2. Cowok Silat Milik Sang Mayoret Cantik.

416 84 107
                                    

Happy reading.

Rintik hujan terdengar.

Setitik demi setitik lama kelamaan bertambah banyak. Bias hujan mengenai kaca jendela, menciptakan hawa dingin yang mengendap bersama angin yang berhembus lumayan kuat.

Murid-murid SMA Pilar Bangsa terjebak hujan. Mereka lebih memilih berdiam di kelas atau koridor sembari menunggu reda.

Itu berlaku untuk yang kelas 10 dan 11 btw.

Untuk yang kelas 12, entah itu jurusan IPA maupun IPS masih disibukkan oleh tutor sore. Waktu tambahan belajar karena ujian nasional semakin dekat. Berdiam diri di kelas, memperhatikan guru dan mencatat materi. Bersungguh-sungguh. Menghiraukan hujan yang semakin deras di luar sana.

Sama seperti kelas 12 IPS 2.

Semua terfokuskan ke depan. Seorang guru paruh baya tengah menjelaskan materi mapel matematika peminatan.

"Alah siah, sekeras apapun berusaha, kalo matematika sih gue angkat tangan dulu dah!" Ipul memperlihatkan wajah seperti menahan berak. Pemuda slengean itu duduk sebangku bersama Gio yang malah tidur berselimutkan tiga lapis hoodie. Iya, hoodie pinjeman dari Tama, Fandi dan Dilan. Kelas udah berasa rumah sendiri.

"Lu paham nggak Pan?" tanya Tama pelan pada teman sebangkunya, Fandi.

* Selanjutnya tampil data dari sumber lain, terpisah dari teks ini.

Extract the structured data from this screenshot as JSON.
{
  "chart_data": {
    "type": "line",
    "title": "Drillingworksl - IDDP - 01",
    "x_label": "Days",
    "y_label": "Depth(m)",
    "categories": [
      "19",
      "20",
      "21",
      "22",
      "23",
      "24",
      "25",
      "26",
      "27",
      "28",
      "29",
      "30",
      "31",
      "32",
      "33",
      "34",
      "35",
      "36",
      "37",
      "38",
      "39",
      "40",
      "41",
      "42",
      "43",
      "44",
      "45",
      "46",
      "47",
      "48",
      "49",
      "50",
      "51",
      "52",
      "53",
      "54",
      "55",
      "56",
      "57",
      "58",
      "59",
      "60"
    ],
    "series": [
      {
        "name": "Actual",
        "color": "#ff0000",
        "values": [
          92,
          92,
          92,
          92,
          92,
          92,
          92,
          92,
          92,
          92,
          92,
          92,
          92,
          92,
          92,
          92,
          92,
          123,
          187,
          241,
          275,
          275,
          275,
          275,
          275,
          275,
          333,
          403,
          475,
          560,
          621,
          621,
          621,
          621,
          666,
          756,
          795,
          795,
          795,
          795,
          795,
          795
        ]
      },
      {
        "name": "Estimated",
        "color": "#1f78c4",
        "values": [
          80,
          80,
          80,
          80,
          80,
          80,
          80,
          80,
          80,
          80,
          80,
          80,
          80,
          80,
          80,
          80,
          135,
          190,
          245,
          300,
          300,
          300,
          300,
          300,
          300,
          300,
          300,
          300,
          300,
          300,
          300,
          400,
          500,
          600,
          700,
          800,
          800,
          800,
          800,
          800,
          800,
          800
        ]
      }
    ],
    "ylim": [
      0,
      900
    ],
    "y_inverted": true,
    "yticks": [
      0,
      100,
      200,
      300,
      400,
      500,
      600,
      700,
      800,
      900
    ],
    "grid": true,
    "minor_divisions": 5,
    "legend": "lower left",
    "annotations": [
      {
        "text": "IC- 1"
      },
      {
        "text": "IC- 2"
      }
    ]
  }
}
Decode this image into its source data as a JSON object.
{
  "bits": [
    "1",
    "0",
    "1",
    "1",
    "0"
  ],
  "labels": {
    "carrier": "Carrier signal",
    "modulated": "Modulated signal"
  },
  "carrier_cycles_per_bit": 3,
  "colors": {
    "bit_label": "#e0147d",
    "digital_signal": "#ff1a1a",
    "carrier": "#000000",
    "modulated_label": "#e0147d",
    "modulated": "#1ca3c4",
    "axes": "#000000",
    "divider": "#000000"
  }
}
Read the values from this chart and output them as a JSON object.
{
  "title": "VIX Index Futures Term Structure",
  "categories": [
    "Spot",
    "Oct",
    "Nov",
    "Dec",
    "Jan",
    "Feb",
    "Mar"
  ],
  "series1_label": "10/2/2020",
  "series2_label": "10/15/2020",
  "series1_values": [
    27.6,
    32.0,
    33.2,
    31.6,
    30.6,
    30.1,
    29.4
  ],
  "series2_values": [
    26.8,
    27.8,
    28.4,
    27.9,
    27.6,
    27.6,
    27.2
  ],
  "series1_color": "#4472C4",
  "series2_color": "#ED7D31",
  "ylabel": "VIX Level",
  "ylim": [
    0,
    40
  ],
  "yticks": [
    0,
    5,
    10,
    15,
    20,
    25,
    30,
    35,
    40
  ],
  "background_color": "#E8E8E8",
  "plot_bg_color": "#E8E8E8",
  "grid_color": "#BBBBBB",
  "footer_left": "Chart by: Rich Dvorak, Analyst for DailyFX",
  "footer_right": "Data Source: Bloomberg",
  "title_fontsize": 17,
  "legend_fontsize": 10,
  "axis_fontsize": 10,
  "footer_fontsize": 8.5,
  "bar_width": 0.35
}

Pemuda jangkung itu menoleh. "Enggak."

"Lu dari tadi fokus, diem, angguk-angguk kepala ngapain dah?"

"Pencitraan doang sih,"

"Wkwk, asw!"

Beda lagi dengan Dilan yang duduk di bangku depan, mendengarkan dengan cermat dan berlatih soal dengan giat. Tau alasan dia di tunjuk jadi Waketos? Dilan itu terlampau pintar. Meskipun berandal, cowok itu berhasil mengimbanginya dengan piala dan piagam juara Olimpiade. Jadi yah, meski kadang masuk BK dan buat kasus di sana, paling cuma di ceramahi ini itu abis itu udah. Gitu doang. Emang sedikit aneh, tapi yaa begitulah. Namanya juga anak emas.

Bel pulang berbunyi membuat murid-murid bersuka cita mendengarnya. Bergegas merapikan buku dan tas, bersiap pulang. Begitu juga dengan guru pengajar.

Ketua kelas mengambil alih, tertib. Membaca doa pulang. Lantas sang guru pamit, meninggalkan kelas.

"Ujannya makin deres euy," Tama menyibak korden jendela. Karena kelas mereka di lantai dua dan dekat parkiran motor, mudah saja terlihat.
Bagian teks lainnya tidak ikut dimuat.